- The Washington Times - Saturday, May 30, 2009

Offensive tackle Jon Jansen, a longtime rock of the Washington Redskins, was cut Friday after declining an offer from owner Dan Snyder to retire with the team.

“It hurts,” Jansen said. “If I had been here three, four, five years, it might not have been so emotional, but I’ve been here for a decade and made so many friends. I thought I would have the opportunity to compete during training camp, but I wasn’t in their plans.”

Jansen, 33, came to Washington as the team’s second-round choice in the 1999 draft - the last one before Snyder assumed control - and didn’t miss a snap in practice or a game during his first five seasons.

Injuries marred each of the next five seasons and gradually wore out his body. Jansen suffered a torn Achilles tendon in 2004, broken thumbs in 2005, a torn calf muscle in 2006, a fractured fibula and dislocated ankle in 2007 and a sprained knee last season.

As the injuries and missed playing time accumulated, Jansen fell out of favor with offensive line coach Joe Bugel and head coach Jim Zorn. Zorn benched Jansen last summer in favor of second-year right tackle Stephon Heyer, but Jansen wound up finishing the season as the starter.

Zorn said Jansen, whose game always was more brute strength than finesse, remained a solid run blocker who struggled in pass protection.

“Throughout the offseason, the minicamp and the first [organized team activities], I wanted to solidify the position, and there just wasn’t any change in Jon,” Zorn said. “You don’t throw on every down, but you have to be able to pass block. It wasn’t easy for me to say that to Jon, and I know it wasn’t easy to hear.”

Jansen was out of work for just a few hours. On Friday afternoon, he agreed to a one-year deal at the veteran minimum with the Detroit Lions. The deal is contingent on his passing a physical Monday.

“I’m beside myself with excitement,” said Jansen, who grew up in suburban Detroit and makes his offseason home in Michigan’s Upper Peninsula.

Jansen’s old Michigan teammate Jeff Backus, is the Lions’ left tackle. Jansen will compete on the right side with 2008 first-round choice Gosder Cherilus, who struggled as a rookie.

It didn’t escape Jansen’s notice that the Redskins visit Detroit again this season.

“Third week,” he said with a chuckle. “I’ve got it on my calendar.”

The Redskins cut Jansen even though releasing him will cost $1.58 million more against the salary cap than it would have to keep him - a sign of how much Zorn and Bugel wanted to move on.

At right tackle, the club will rely on the 25-year-old Heyer, who arrived as a rookie free agent from Maryland in 2007, and perhaps offseason acquisitions Mike Williams and Jeremy Bridges. Williams, the fourth pick in the 2002 draft, hasn’t played in the NFL since 2005. He has lost more than 30 pounds since signing with Washington on April 24 but on Friday still weighed 383.

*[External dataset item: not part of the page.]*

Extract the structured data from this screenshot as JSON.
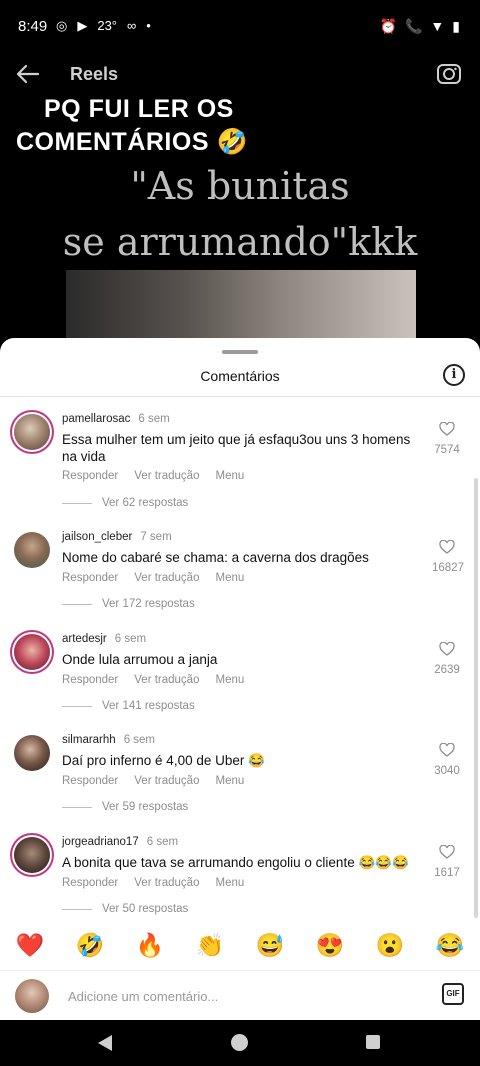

He’ll participate in team drills Monday when the Redskins begin their second round of OTAs but still needs to lose another 15 pounds or so. Bridges has been a guard throughout his career with Arizona and Carolina.

“It’s still cloudy,” Zorn said of his plans at right tackle.

The rest of the line is fairly set with Chris Samuels at left tackle, Derrick Dockery at left guard, Casey Rabach at center and Randy Thomas at right guard.

Snyder dispatched his private plane to Michigan to bring Jansen here to deliver the bad news to Jansen in person with Zorn and executive vice president Vinny Cerrato. The Redskins, who tried Jansen briefly at guard after he was benched in September, gave him a shot at center in minicamp this month as Zorn made it clear that Heyer again would start at right tackle.

Heyer expressed mixed feelings about Jansen’s release.

“I guess it’s a testament to what I can do and the confidence they have in me, but I hate for it to happen at someone else’s expense,” he said.

Notes - Thomas had a minor cleanup procedure in his left knee after the first OTAs and won’t participate in the June sessions. Neither will Samuels, who’s still recovering from triceps surgery, or sixth-round fullback Eddie Williams (knee). Receiver Malcolm Kelly, who missed minicamp and May OTAs after knee surgery, is expected to make his 2009 debut. …

Zorn said he hopes running back Clinton Portis, fullback Mike Sellers, receiver Santana Moss, linebacker London Fletcher and safety LaRon Landry, who skipped the May OTAs, will report Monday.